Las Vegas de la selva
Yo le veía sacar billetes como el mago que saca pañuelos anudados del bolsillo, mientras me decía que allá lo que se ganaba era plata, harta, que no era mentira, que uno se arreglaba la vida sí o sí. Convencido por semejante visión, me hallé remontando ríos de aguas lodosas, de esos de la selva, acompañado de otros ambiciosos y soñadores que en la mirada se les notaba que acariciaban a la riqueza, que siempre se les había escabullido por los recovecos de la vida.

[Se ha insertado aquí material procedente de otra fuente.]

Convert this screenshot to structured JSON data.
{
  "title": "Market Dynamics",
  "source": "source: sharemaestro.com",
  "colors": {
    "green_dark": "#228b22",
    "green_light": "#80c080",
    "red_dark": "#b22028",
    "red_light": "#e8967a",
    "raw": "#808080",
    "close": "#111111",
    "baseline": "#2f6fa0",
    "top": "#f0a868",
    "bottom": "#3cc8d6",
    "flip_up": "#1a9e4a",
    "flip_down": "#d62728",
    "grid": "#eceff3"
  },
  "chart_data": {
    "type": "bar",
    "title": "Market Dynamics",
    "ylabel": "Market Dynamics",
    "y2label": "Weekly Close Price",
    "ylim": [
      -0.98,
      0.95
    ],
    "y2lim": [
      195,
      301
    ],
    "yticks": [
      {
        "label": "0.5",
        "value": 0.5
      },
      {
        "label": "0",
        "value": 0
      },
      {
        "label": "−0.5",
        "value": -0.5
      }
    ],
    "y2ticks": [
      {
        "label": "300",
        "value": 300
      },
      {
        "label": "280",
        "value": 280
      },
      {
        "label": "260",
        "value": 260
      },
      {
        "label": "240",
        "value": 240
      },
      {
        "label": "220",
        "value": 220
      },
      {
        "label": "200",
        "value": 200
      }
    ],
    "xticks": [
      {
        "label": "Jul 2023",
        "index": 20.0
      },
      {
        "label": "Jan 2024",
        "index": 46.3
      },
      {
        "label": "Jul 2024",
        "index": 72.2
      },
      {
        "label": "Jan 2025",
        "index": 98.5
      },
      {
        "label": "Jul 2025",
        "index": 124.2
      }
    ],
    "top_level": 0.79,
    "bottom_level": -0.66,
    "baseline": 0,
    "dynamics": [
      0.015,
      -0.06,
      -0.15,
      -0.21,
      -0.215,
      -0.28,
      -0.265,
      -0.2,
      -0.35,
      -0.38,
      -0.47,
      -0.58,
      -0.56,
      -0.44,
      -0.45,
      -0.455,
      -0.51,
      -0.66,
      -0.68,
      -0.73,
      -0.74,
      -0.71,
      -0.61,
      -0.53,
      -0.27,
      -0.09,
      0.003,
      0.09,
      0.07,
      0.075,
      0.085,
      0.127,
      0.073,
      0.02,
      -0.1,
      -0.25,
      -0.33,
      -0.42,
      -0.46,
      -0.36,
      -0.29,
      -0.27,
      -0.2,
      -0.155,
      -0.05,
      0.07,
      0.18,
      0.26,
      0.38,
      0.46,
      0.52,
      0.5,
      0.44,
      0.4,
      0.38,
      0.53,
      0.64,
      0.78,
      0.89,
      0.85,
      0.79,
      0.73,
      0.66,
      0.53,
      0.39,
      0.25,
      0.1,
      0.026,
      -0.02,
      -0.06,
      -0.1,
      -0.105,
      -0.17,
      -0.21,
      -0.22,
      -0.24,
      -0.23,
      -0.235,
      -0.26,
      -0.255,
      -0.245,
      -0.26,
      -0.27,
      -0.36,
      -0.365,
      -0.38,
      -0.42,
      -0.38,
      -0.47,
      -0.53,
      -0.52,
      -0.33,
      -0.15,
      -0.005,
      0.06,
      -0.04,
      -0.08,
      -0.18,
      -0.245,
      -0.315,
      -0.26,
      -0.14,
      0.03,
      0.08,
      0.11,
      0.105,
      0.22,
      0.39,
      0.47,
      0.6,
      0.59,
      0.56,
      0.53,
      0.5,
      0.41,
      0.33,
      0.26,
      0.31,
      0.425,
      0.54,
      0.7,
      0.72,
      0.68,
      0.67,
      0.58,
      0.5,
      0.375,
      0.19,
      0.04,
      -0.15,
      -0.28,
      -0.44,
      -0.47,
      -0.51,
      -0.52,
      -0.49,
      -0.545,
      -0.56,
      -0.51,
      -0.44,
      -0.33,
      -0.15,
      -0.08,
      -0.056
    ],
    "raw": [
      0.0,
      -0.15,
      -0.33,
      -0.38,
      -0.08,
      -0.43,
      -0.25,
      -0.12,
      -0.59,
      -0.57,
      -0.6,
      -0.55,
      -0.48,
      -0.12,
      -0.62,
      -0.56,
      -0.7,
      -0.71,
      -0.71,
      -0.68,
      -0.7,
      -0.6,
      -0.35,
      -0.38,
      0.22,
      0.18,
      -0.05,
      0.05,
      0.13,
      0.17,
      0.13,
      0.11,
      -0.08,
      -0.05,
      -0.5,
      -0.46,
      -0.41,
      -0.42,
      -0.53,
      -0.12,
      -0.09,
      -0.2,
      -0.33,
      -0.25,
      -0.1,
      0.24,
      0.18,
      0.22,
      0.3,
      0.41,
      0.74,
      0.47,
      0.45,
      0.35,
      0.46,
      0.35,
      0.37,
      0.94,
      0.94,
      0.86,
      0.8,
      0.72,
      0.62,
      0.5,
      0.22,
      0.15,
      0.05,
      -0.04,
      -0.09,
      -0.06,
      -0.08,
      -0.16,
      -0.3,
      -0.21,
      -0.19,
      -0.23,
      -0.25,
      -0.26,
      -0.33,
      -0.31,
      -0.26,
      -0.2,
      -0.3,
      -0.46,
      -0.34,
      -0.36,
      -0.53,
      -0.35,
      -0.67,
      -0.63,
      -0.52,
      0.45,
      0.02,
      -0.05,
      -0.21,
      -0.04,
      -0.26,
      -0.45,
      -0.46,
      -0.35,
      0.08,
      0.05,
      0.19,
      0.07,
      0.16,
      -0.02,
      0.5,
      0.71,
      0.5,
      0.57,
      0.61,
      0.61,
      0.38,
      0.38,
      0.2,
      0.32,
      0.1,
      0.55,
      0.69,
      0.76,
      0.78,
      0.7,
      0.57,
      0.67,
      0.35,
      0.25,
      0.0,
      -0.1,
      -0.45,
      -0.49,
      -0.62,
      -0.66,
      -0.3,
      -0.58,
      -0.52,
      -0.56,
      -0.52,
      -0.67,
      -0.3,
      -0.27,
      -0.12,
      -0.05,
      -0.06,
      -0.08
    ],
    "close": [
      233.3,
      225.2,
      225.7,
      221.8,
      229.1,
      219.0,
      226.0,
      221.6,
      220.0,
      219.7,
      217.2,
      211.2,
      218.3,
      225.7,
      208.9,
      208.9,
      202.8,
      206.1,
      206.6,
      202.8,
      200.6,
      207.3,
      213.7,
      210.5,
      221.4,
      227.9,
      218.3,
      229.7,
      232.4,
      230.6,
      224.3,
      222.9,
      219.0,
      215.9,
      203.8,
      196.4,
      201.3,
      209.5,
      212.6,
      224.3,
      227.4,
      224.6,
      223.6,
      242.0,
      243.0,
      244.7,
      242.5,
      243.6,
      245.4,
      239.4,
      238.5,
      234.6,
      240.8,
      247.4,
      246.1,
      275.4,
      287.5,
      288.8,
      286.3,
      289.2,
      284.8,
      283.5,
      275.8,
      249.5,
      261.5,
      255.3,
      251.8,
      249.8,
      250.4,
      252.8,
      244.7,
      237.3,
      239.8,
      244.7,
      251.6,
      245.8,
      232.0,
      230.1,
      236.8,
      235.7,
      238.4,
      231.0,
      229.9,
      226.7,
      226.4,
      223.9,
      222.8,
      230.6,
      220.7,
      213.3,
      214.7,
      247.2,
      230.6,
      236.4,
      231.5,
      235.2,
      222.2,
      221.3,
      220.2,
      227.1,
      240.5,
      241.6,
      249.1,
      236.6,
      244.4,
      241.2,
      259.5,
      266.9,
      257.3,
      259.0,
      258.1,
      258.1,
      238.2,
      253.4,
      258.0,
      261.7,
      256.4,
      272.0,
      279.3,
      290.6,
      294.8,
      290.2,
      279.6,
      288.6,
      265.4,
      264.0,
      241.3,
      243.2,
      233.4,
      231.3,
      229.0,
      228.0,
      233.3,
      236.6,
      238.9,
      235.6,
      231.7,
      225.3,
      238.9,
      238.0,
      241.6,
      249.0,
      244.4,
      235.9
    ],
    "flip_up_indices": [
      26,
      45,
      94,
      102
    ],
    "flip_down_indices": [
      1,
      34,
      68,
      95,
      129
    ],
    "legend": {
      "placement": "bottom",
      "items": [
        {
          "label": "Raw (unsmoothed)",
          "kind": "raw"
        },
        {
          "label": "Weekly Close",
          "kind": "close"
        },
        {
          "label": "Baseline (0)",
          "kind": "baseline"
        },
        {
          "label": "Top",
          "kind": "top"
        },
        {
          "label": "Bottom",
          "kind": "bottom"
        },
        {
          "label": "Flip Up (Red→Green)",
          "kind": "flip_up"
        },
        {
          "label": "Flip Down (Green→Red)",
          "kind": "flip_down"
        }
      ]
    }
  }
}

Dos meses después de estar raspando coca, "El tigre" me llevó a conocer el pueblo, Las Vegas: un peladero en medio del monte con unas cuantas calles de un barro rojizo y pegajoso, flanqueadas por casuchas de madera y de latas de zinc o de lo que fuera, que hacían las veces de tiendas de abarrotes, cantinas, billares y putiaderos dónde la gonorrea saltaba en los catres y en las tablas del piso; de los que de tanto en tanto salían indios y negros borrachos dandose machete por una partida de naipes, o tostaban a alguno a tiros por no pagarle lo que había ganado en el juego. A esa algazara, a ese desbarajuste poco a poco le fui tomando el gusto, hasta terminar con la cabeza anegada de aguardiente y pagando a gramos las prostitutas desahuciadas más caras del mundo.
Tiempo después me ví bajar por esos ríos marrones y torrentosos, con un atado de trapos sucios, la verga en llamas y sin un centavo en el bolsillo.